Premier Foods has admitted that the timing of bread price rises last year and consumer concerns about its Hovis white bread played a significant part in losses of £73.5m for 2007, announced this week.
Rocketing wheat prices were identified by the company as the main reason for a 48.4% fall in trading profits at its Bread Bakeries Division, which comprises RHM, taken over last year. But Hovis also lost market share because it was the first big bread brand to introduce price rises.
The company raised prices in early September and late October, but said that competitors did not follow suit until the end of December, resulting in a price differential of up to 15p a loaf.
Premier reported an increase of £150m in wheat costs in its preliminary results for 2007.

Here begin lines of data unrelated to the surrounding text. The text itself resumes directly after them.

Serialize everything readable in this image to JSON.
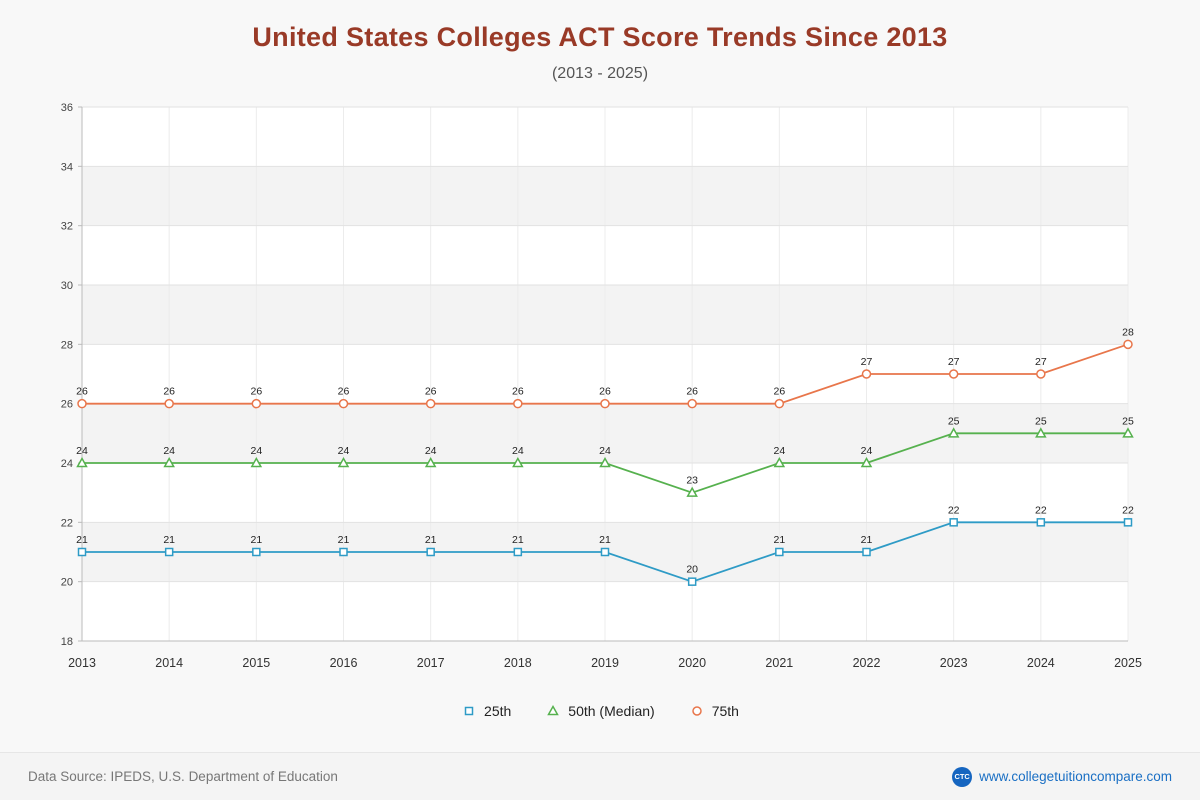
{
  "chart_data": {
    "type": "line",
    "title": "United States Colleges ACT Score Trends Since 2013",
    "subtitle": "(2013 - 2025)",
    "x": [
      2013,
      2014,
      2015,
      2016,
      2017,
      2018,
      2019,
      2020,
      2021,
      2022,
      2023,
      2024,
      2025
    ],
    "series": [
      {
        "name": "25th",
        "color": "#2e9bc6",
        "marker": "square",
        "values": [
          21,
          21,
          21,
          21,
          21,
          21,
          21,
          20,
          21,
          21,
          22,
          22,
          22
        ]
      },
      {
        "name": "50th (Median)",
        "color": "#56b14e",
        "marker": "triangle",
        "values": [
          24,
          24,
          24,
          24,
          24,
          24,
          24,
          23,
          24,
          24,
          25,
          25,
          25
        ]
      },
      {
        "name": "75th",
        "color": "#e8764b",
        "marker": "circle",
        "values": [
          26,
          26,
          26,
          26,
          26,
          26,
          26,
          26,
          26,
          27,
          27,
          27,
          28
        ]
      }
    ],
    "ylim": [
      18,
      36
    ],
    "ytick_step": 2,
    "grid": true,
    "band_fill": "#f3f3f3",
    "plot_fill": "#ffffff",
    "legend_position": "bottom"
  },
  "footer": {
    "source": "Data Source: IPEDS, U.S. Department of Education",
    "logo": "CTC",
    "site": "www.collegetuitioncompare.com"
  }
}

The company also admitted quality issues with Hovis white bread. "In white bread, Premier lost market share because of customer feedback highlighting quality concerns," said associate director Angharad Couch.
Premier has now changed the recipe for Hovis white with a new blend of flours and longer baking times. Couch added that promotional activities across all Premier’s divisions will be limiited in the first half of 2008, as a new management information system is introduced.
Premier’s chief executive Robert Schofield said it had made progress on integrating RHM and was on track to deliver annual synergies of £113m. "The downside to 2007 was the exceptional cost inflation. While we moved quickly to raise prices, the time lag between cost increases and raising prices reduced second-half profitability," he said.
Premier has already recovered £190m of the estimated £225m cost inflation in 2007 and plans to recover the remaining costs in the first quarter of 2008. Investec analyst Martin Deboo said: "Premier was flayed by rising wheat prices last year and had a difficult second half in its bread business. Going forward will be challenging, as the supermarkets are expected to be extremely aggressive on price negotiations this year."